Create a sign-up magnet
Again, if you are using a self-hosted site – you’ll need to set up your own sign-up newsletter (mailchimp is my personal favorite). Unfortunately, I find that it’s a little harder to get sign-ups versus the regular wordpress.com blog. But the good news is that more people are willing to sign up for your blog if you offer them something that other blogs don’t…free printable quote, a 7 day bible study, an e book, or a how-to guide…they are all great ideas. It encourages them to sign up.
Increasing blog traffic
–Create a great title! Come on – judging by the photos above, which would you rather read? Good pictures and fonts go a long way, but so does the title.
–Guest blog. It drives new traffic to your site & it forces you to fine tune your content. Spend an afternoon searching for blogs you like and pitch them an article idea. Offer them a guest spot on your own blog as well. You never know, you might become best (online) friends with a fellow blogger.
–Join an online blogging community. Most of them allow you to chat with other bloggers, share your best posts, ask for advice, and you’ll be able to find a lot of willing guest bloggers. I HIGHLY recommend it.

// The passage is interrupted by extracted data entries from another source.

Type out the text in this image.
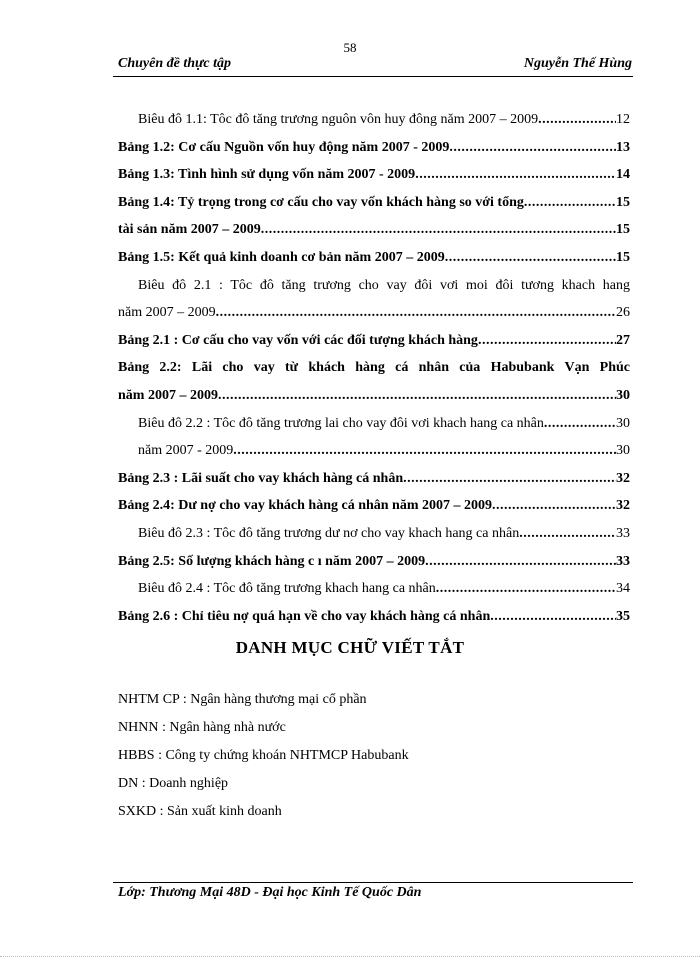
58
Chuyên đề thực tập	Nguyễn Thế Hùng
Biêu đô 1.1: Tôc đô tăng trương nguôn vôn huy đông năm 2007 – 2009 .....	12
Bảng 1.2: Cơ cấu Nguồn vốn huy động năm 2007 - 2009 .....	13
Bảng 1.3: Tình hình sử dụng vốn năm 2007 - 2009 .....	14
Bảng 1.4: Tỷ trọng trong cơ cấu cho vay vốn khách hàng so với tổng .....	15
tài sản năm 2007 – 2009 .....	15
Bảng 1.5: Kết quả kinh doanh cơ bản năm 2007 – 2009 .....	15
Biêu đô 2.1 : Tôc đô tăng trương cho vay đôi vơi moi đôi tương khach hang
năm 2007 – 2009 .....	26
Bảng 2.1 : Cơ cấu cho vay vốn với các đối tượng khách hàng .....	27
Bảng 2.2: Lãi cho vay từ khách hàng cá nhân của Habubank Vạn Phúc
năm 2007 – 2009 .....	30
Biêu đô 2.2 : Tôc đô tăng trương lai cho vay đôi vơi khach hang ca nhân .....	30
năm 2007 - 2009 .....	30
Bảng 2.3 : Lãi suất cho vay khách hàng cá nhân .....	32
Bảng 2.4: Dư nợ cho vay khách hàng cá nhân năm 2007 – 2009 .....	32
Biêu đô 2.3 : Tôc đô tăng trương dư nơ cho vay khach hang ca nhân .....	33
Bảng 2.5: Số lượng khách hàng c ı năm 2007 – 2009 .....	33
Biêu đô 2.4 : Tôc đô tăng trương khach hang ca nhân .....	34
Bảng 2.6 : Chỉ tiêu nợ quá hạn về cho vay khách hàng cá nhân .....	35
DANH MỤC CHỮ VIẾT TẮT
NHTM CP : Ngân hàng thương mại cổ phần
NHNN : Ngân hàng nhà nước
HBBS : Công ty chứng khoán NHTMCP Habubank
DN : Doanh nghiệp
SXKD : Sản xuất kinh doanh
Lớp: Thương Mại 48D - Đại học Kinh Tế Quốc Dân
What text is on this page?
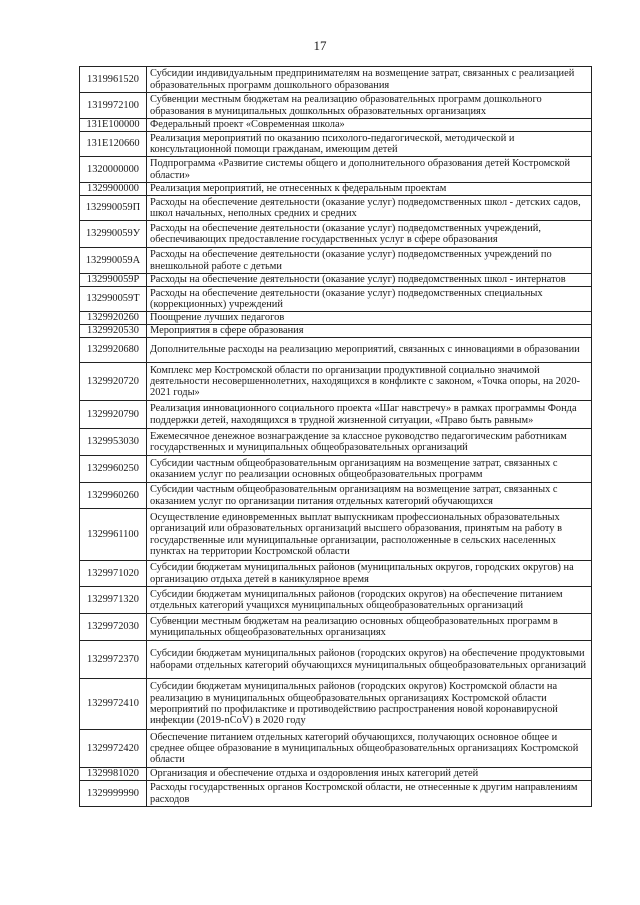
17
1319961520	Субсидии индивидуальным предпринимателям на возмещение затрат, связанных с реализацией образовательных программ дошкольного образования
1319972100	Субвенции местным бюджетам на реализацию образовательных программ дошкольного образования в муниципальных дошкольных образовательных организациях
131E100000	Федеральный проект «Современная школа»
131E120660	Реализация мероприятий по оказанию психолого-педагогической, методической и консультационной помощи гражданам, имеющим детей
1320000000	Подпрограмма «Развитие системы общего и дополнительного образования детей Костромской области»
1329900000	Реализация мероприятий, не отнесенных к федеральным проектам
132990059П	Расходы на обеспечение деятельности (оказание услуг) подведомственных школ - детских садов, школ начальных, неполных средних и средних
132990059У	Расходы на обеспечение деятельности (оказание услуг) подведомственных учреждений, обеспечивающих предоставление государственных услуг в сфере образования
132990059А	Расходы на обеспечение деятельности (оказание услуг) подведомственных учреждений по внешкольной работе с детьми
132990059Р	Расходы на обеспечение деятельности (оказание услуг) подведомственных школ - интернатов
132990059Т	Расходы на обеспечение деятельности (оказание услуг) подведомственных специальных (коррекционных) учреждений
1329920260	Поощрение лучших педагогов
1329920530	Мероприятия в сфере образования
1329920680	Дополнительные расходы на реализацию мероприятий, связанных с инновациями в образовании
1329920720	Комплекс мер Костромской области по организации продуктивной социально значимой деятельности несовершеннолетних, находящихся в конфликте с законом, «Точка опоры, на 2020-2021 годы»
1329920790	Реализация инновационного социального проекта «Шаг навстречу» в рамках программы Фонда поддержки детей, находящихся в трудной жизненной ситуации, «Право быть равным»
1329953030	Ежемесячное денежное вознаграждение за классное руководство педагогическим работникам государственных и муниципальных общеобразовательных организаций
1329960250	Субсидии частным общеобразовательным организациям на возмещение затрат, связанных с оказанием услуг по реализации основных общеобразовательных программ
1329960260	Субсидии частным общеобразовательным организациям на возмещение затрат, связанных с оказанием услуг по организации питания отдельных категорий обучающихся
1329961100	Осуществление единовременных выплат выпускникам профессиональных образовательных организаций или образовательных организаций высшего образования, принятым на работу в государственные или муниципальные организации, расположенные в сельских населенных пунктах на территории Костромской области
1329971020	Субсидии бюджетам муниципальных районов (муниципальных округов, городских округов) на организацию отдыха детей в каникулярное время
1329971320	Субсидии бюджетам муниципальных районов (городских округов) на обеспечение питанием отдельных категорий учащихся муниципальных общеобразовательных организаций
1329972030	Субвенции местным бюджетам на реализацию основных общеобразовательных программ в муниципальных общеобразовательных организациях
1329972370	Субсидии бюджетам муниципальных районов (городских округов) на обеспечение продуктовыми наборами отдельных категорий обучающихся муниципальных общеобразовательных организаций
1329972410	Субсидии бюджетам муниципальных районов (городских округов) Костромской области на реализацию в муниципальных общеобразовательных организациях Костромской области мероприятий по профилактике и противодействию распространения новой коронавирусной инфекции (2019-nCoV) в 2020 году
1329972420	Обеспечение питанием отдельных категорий обучающихся, получающих основное общее и среднее общее образование в муниципальных общеобразовательных организациях Костромской области
1329981020	Организация и обеспечение отдыха и оздоровления иных категорий детей
1329999990	Расходы государственных органов Костромской области, не отнесенные к другим направлениям расходов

I recommend joining The Peony Project but there are plenty of other groups out there.
–Interview another blogger or someone who relates to your niche, teach an e-course with a fellow blogger (or make a printable bible study), host social media challenges together, or join in on a giveaway together.
–Interact on social media! Use 30% of your media time to promote and share your own content. Use 70% of your media time to promote, share, and interact with other people’s content.
–Know your readers. This probably won’t be usable advice for a few months after you create your blog – but know your readers. I did a marriage series on the site that took two months. It was great. I brought in tons of new readers. But I also ended up losing readers because 30 posts about marriage was not relevant to them. At least once a year, I highly recommend doing a reader survey through Google forms or survey monkey. I did one recently – feel free to check out the questions I asked.
–Host a Facebook or Twitter party
–Respond to comments and emails. Readers love interactive bloggers. When you don’t reply, you seem like your too busy or too important to reply to subscribers. Be you, be nice, and represent your blog.
–Host giveaways. All of my giveaways have been possible because I went out and searched for a willing shop. I looked through Etsy and found items that I love or have bought in the past, and I email the shop owners. I tell them who I am, I tell them that I would love a item donation for a giveaway, and I give them a free month of advertising. Almost everyone I email says yes.
–Don’t be that person with 40+ advertising buttons on their blog. Have a limit. No body wants to scroll for hours while glancing at various items or businesses. They won’t click it. You will get clicks if you have just a few really good products.
Tips from fellow bloggers
–Don’t compare yourself to other bloggers. The only thing you should focus on is making your blog better than the previous month.
-“I wish I had known that I needed a thick skin. People can be mean and competitive. You have to realize that not everyone will like you.” (advice given from It Starts With Coffee).
-“I wish I knew just how much work goes into becoming successful and what it takes to create great content – also how worth it it would be! For content ideas I’ve found my favorite resource to be other bloggers’ “post ideas” blog posts. Choosing a topic from someones list that they took time to write means its a topic that’s in demand and something your readers are likely to want to read, share, come back to, etc. Creating your own backgrounds for blog post pictures is so important too!” –Daily Dose of Design
–Stick with it! Don’t give up after a few weeks or even a few months. Work at it. You’ll develop your own style and the blog will be a great representation of you after many trials and errors.
Following these steps will guarantee blog success. If you have any questions, feel free to ask them in the comment section. Good luck!